A student upset about flunking out of law school shot his dean and a professor to death in their offices before opening fire in a commons area, killing a student and injuring three others, authorities said.

Peter Odighizuwa, 43, went to the Appalachia School of Law on Wednesday to talk to his dean, L. Anthony Sutin, about his dismissal, officials said. He shot Sutin and Professor Thomas Blackwell, who taught Odighizuwa’s contracts classes during the fall and winter, with a .380-caliber pistol, authorities and students said.

Odighizuwa, known around the rural campus as “Peter O,” had been struggling with his grades for more than a year and had been dismissed once before. Chris Clifton, the school’s financial aid officer, met with Odighizuwa a day earlier when Odighizuwa learned he was to be kicked out of school.

“He was angry. He thought he was being treated unfairly, and he wanted to see his transcript,” Clifton said. Odighizuwa, a naturalized U.S. citizen from Nigeria, scheduled a meeting for Wednesday to talk to school officials about his grades.

“I don’t think Peter knew at this time that it was going to be permanent and final,” Clifton said.

Also killed was student Angela Dales, 33, of Vansant, said State Police spokesman Mike Stater. Three injured students were in fair condition at southwest Virginia hospitals.

Odighizuwa is being held in the Buchanan County Jail on three counts of capital murder and three counts of using a firearm in the commission of a felony, authorities said. He is scheduled to be arraigned Thursday morning in Grundy General District Court.

Dr. Jack Briggs, who has a private practice a half-mile from the school, said Odighizuwa went downstairs from Sutin’s and Blackwell’s offices to a commons area and opened fire on the crowd there.

“When I got there there were bodies laying everywhere,” Briggs said.

Odighizuwa left the building and dropped his gun after being confronted by student Todd Ross of Johnson City, Tenn. Ross said he then tackled Odighizuwa, and two or three other students helped hold him down.

Odighizuwa kept saying, ‘“I have nowhere to go. I have nowhere to go.”’ Ross said.

Hospital officials identified the three wounded students as Rebecca Brown, 38, of Roanoke; Martha Madeline Short, 37, of Grundy; and Stacy Beans, 22, of Berea, Ky. Amy Stevens, a spokeswoman for Wellmont Health Systems, said Short was in fair condition, and Beans and Brown were in fair condition after surgery Wednesday evening.

Justin Marlowe, a first-year law student from Richwood, W.Va., said the suspect had been in all of his classes.

“He was a real quiet guy who kept to himself. He didn’t talk to anybody, but he gave no indication that he was capable of something like this,” Marlowe said. He said “the dean bent over backwards to get him enrolled again” when Odighizuwa flunked out last spring.

Other classmates, however, described him as an “abrasive” person who would regularly have swearing outbursts in class when he was challenged by classmates or the professor.

“I knew he’d do something like this,” Zeke Jackson, 40, who tried to recruit him for the schools’ Black Law Students’ Association.

The private law school has an enrollment of about 170 students. It opened five years ago in a renovated junior high school to help ease a shortage of lawyers in the region and foster renewal in Appalachia.

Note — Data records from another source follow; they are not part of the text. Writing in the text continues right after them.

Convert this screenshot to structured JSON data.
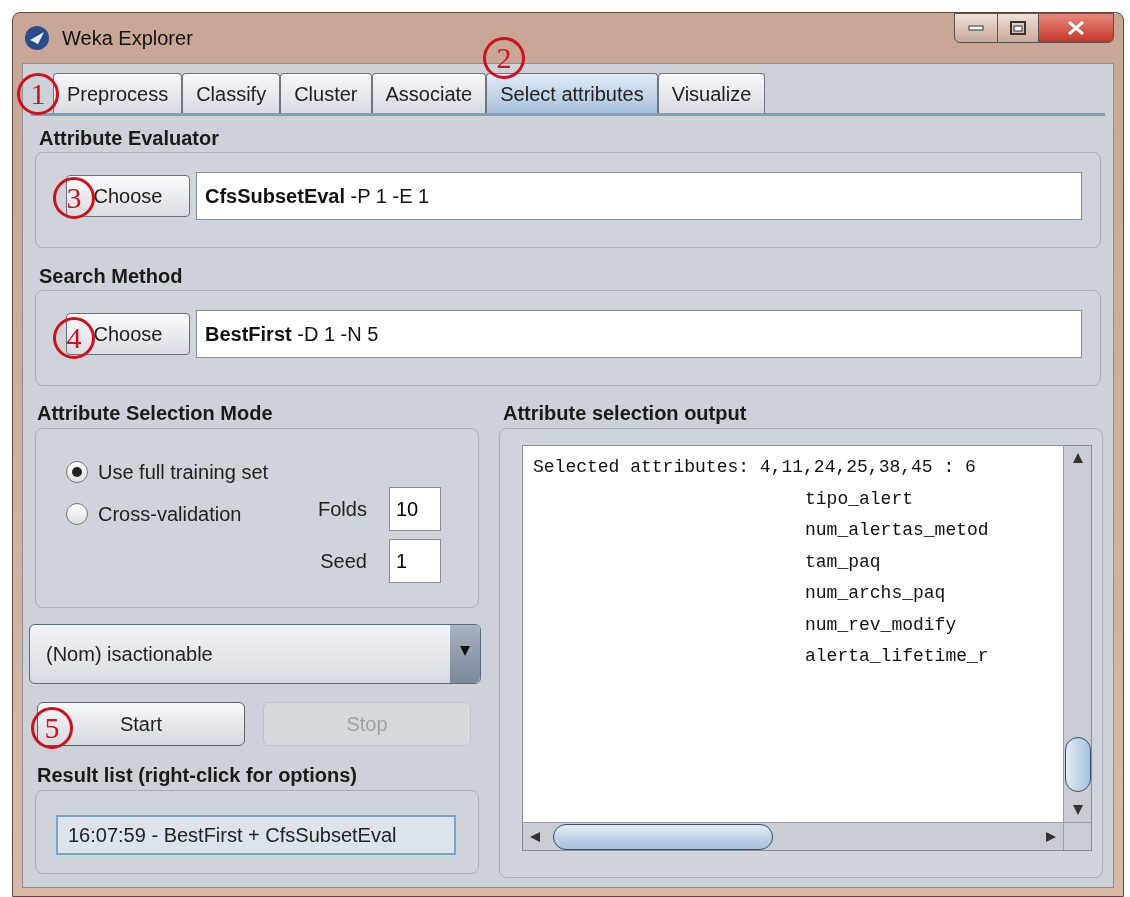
{
  "window": {
    "title": "Weka Explorer"
  },
  "tabs": [
    {
      "label": "Preprocess",
      "selected": false
    },
    {
      "label": "Classify",
      "selected": false
    },
    {
      "label": "Cluster",
      "selected": false
    },
    {
      "label": "Associate",
      "selected": false
    },
    {
      "label": "Select attributes",
      "selected": true
    },
    {
      "label": "Visualize",
      "selected": false
    }
  ],
  "attribute_evaluator": {
    "title": "Attribute Evaluator",
    "button": "Choose",
    "name": "CfsSubsetEval",
    "options": "-P 1 -E 1"
  },
  "search_method": {
    "title": "Search Method",
    "button": "Choose",
    "name": "BestFirst",
    "options": "-D 1 -N 5"
  },
  "selection_mode": {
    "title": "Attribute Selection Mode",
    "options": [
      {
        "label": "Use full training set",
        "selected": true
      },
      {
        "label": "Cross-validation",
        "selected": false
      }
    ],
    "folds": {
      "label": "Folds",
      "value": "10"
    },
    "seed": {
      "label": "Seed",
      "value": "1"
    }
  },
  "class_dropdown": {
    "value": "(Nom) isactionable"
  },
  "buttons": [
    {
      "label": "Start",
      "disabled": false
    },
    {
      "label": "Stop",
      "disabled": true
    }
  ],
  "result_list": {
    "title": "Result list (right-click for options)",
    "items": [
      {
        "label": "16:07:59 - BestFirst + CfsSubsetEval",
        "selected": true
      }
    ]
  },
  "output": {
    "title": "Attribute selection output",
    "header": "Selected attributes: 4,11,24,25,38,45 : 6",
    "attributes": [
      "tipo_alert",
      "num_alertas_metod",
      "tam_paq",
      "num_archs_paq",
      "num_rev_modify",
      "alerta_lifetime_r"
    ]
  },
  "annotations": [
    {
      "label": "1"
    },
    {
      "label": "2"
    },
    {
      "label": "3"
    },
    {
      "label": "4"
    },
    {
      "label": "5"
    }
  ]
}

Sutin, a 1984 graduate of Harvard Law School, also was an associate professor at the school. He left a Justice Department position as an assistant attorney general to found the school after working for the Democratic National Committee and Bill Clinton’s campaign in 1992, according to the Web site of Jurist, the Legal Education Network.

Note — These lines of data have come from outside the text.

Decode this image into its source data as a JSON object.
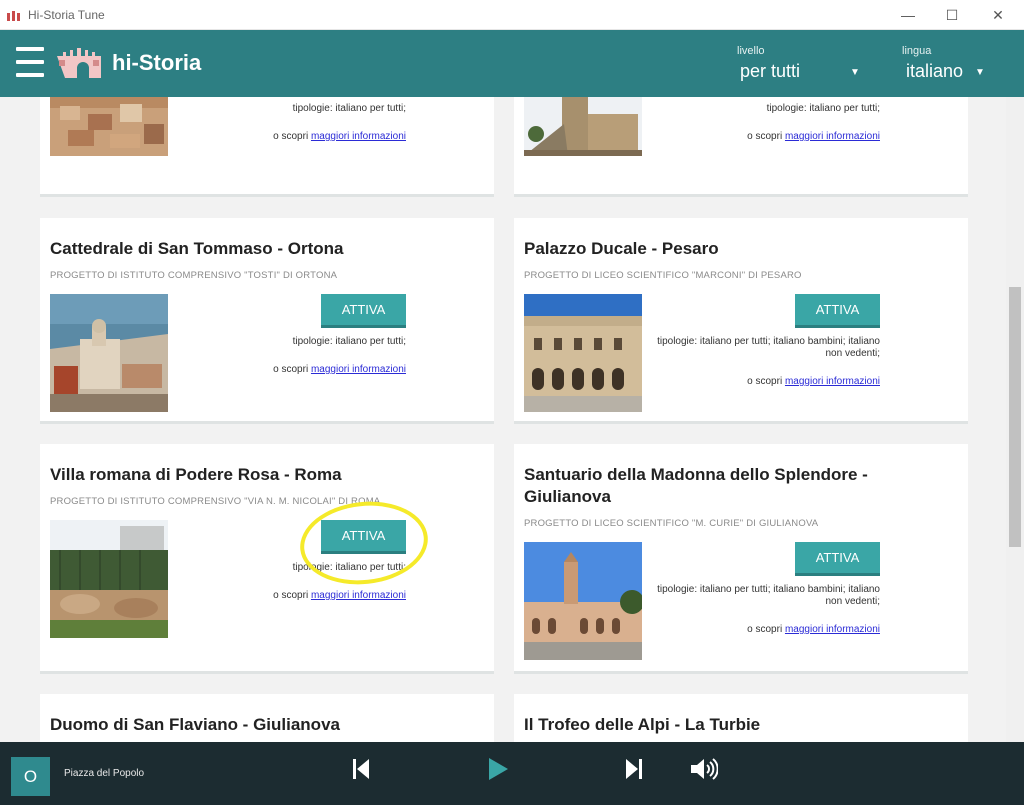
{
  "window": {
    "title": "Hi-Storia Tune",
    "minimize": "—",
    "maximize": "☐",
    "close": "✕"
  },
  "header": {
    "logo_text": "hi-Storia",
    "level": {
      "label": "livello",
      "value": "per tutti"
    },
    "language": {
      "label": "lingua",
      "value": "italiano"
    }
  },
  "labels": {
    "activate": "ATTIVA",
    "types_prefix": "tipologie:",
    "more_prefix": "o scopri",
    "more_link": "maggiori informazioni"
  },
  "cards": [
    {
      "title": "",
      "subtitle": "",
      "types": "italiano per tutti;"
    },
    {
      "title": "",
      "subtitle": "",
      "types": "italiano per tutti;"
    },
    {
      "title": "Cattedrale di San Tommaso - Ortona",
      "subtitle": "PROGETTO DI ISTITUTO COMPRENSIVO \"TOSTI\" DI ORTONA",
      "types": "italiano per tutti;"
    },
    {
      "title": "Palazzo Ducale - Pesaro",
      "subtitle": "PROGETTO DI LICEO SCIENTIFICO \"MARCONI\" DI PESARO",
      "types": "italiano per tutti; italiano bambini; italiano non vedenti;"
    },
    {
      "title": "Villa romana di Podere Rosa - Roma",
      "subtitle": "PROGETTO DI ISTITUTO COMPRENSIVO \"VIA N. M. NICOLAI\" DI ROMA",
      "types": "italiano per tutti;"
    },
    {
      "title": "Santuario della Madonna dello Splendore - Giulianova",
      "subtitle": "PROGETTO DI LICEO SCIENTIFICO \"M. CURIE\" DI GIULIANOVA",
      "types": "italiano per tutti; italiano bambini; italiano non vedenti;"
    },
    {
      "title": "Duomo di San Flaviano - Giulianova"
    },
    {
      "title": "Il Trofeo delle Alpi - La Turbie"
    }
  ],
  "player": {
    "avatar_letter": "O",
    "track": "Piazza del Popolo"
  },
  "colors": {
    "header": "#2d7f83",
    "button": "#3aa6a6",
    "player": "#1c2c31",
    "play_icon": "#3aa6a6",
    "highlight": "#f5ea2a"
  }
}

“My thoughts and prayers go out to Mr. Sutin’s wife, Margaret, their two children and to all of their family and friends,” said Attorney General John Ashcroft.

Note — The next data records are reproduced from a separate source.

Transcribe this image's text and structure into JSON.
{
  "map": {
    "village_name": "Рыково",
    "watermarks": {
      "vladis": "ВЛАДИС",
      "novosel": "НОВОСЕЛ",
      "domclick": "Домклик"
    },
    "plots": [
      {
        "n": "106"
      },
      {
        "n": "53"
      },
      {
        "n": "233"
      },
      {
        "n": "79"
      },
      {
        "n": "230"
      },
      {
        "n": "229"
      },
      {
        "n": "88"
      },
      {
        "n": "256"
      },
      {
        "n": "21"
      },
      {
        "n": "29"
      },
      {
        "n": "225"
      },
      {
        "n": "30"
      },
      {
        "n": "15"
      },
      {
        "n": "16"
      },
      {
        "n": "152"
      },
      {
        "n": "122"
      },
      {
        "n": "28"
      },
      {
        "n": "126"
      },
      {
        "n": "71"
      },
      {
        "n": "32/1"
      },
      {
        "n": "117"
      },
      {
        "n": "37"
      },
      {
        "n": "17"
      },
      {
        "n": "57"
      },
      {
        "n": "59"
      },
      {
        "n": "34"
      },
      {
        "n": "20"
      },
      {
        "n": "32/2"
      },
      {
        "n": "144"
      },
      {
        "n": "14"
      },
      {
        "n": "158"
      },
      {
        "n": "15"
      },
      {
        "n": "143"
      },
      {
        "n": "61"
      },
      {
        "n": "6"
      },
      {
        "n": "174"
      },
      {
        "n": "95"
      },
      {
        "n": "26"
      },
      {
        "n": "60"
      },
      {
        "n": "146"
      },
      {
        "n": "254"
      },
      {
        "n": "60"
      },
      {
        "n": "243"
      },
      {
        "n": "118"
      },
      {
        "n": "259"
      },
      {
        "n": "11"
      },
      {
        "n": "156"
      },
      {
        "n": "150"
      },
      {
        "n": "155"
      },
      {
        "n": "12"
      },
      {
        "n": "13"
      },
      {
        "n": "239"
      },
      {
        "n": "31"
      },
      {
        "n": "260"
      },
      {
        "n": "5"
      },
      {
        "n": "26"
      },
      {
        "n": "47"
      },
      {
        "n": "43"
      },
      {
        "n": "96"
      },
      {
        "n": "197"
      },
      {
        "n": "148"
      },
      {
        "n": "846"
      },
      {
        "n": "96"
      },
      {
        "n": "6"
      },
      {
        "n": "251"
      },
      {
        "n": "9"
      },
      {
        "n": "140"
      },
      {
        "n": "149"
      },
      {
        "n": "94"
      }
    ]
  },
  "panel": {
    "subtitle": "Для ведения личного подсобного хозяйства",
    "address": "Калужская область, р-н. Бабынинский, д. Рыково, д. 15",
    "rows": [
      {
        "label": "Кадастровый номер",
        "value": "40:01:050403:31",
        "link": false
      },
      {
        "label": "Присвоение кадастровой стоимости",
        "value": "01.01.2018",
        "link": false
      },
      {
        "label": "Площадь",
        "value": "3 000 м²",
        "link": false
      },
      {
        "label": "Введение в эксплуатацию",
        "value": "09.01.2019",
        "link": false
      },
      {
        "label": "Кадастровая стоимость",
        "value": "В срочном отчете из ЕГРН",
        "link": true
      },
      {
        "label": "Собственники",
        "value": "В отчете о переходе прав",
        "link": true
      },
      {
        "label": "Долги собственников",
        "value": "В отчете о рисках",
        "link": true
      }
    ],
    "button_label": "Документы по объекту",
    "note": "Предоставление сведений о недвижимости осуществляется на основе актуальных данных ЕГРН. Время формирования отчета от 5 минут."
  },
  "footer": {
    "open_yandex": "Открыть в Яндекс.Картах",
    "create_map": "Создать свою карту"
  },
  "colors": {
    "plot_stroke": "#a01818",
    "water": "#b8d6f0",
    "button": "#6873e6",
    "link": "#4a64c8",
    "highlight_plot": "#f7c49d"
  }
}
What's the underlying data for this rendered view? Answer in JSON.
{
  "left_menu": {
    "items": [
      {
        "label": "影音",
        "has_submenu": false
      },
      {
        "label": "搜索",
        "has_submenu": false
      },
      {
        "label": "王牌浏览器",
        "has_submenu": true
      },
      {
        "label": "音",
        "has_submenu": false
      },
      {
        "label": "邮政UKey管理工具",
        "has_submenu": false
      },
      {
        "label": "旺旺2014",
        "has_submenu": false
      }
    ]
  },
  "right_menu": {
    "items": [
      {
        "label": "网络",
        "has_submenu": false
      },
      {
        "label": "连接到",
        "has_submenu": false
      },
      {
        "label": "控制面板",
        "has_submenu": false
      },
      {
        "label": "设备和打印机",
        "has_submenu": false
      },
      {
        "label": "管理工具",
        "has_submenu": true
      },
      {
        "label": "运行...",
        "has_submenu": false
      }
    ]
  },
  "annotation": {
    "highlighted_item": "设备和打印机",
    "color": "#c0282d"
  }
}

“The entire Department of Justice is mourning the loss of a dedicated public servant who served the Department of Justice with distinction, integrity and honor.”

Blackwell, who enjoyed running and playing trumpet, moved to the area from Dallas, Tex., about three years ago. Constance C. Bausell, 52, of Grundy, served with Blackwell on a committee at her church searching for a new pastor.

Even though Blackwell was new to the area, “he fit in like a glove,” Bausell said.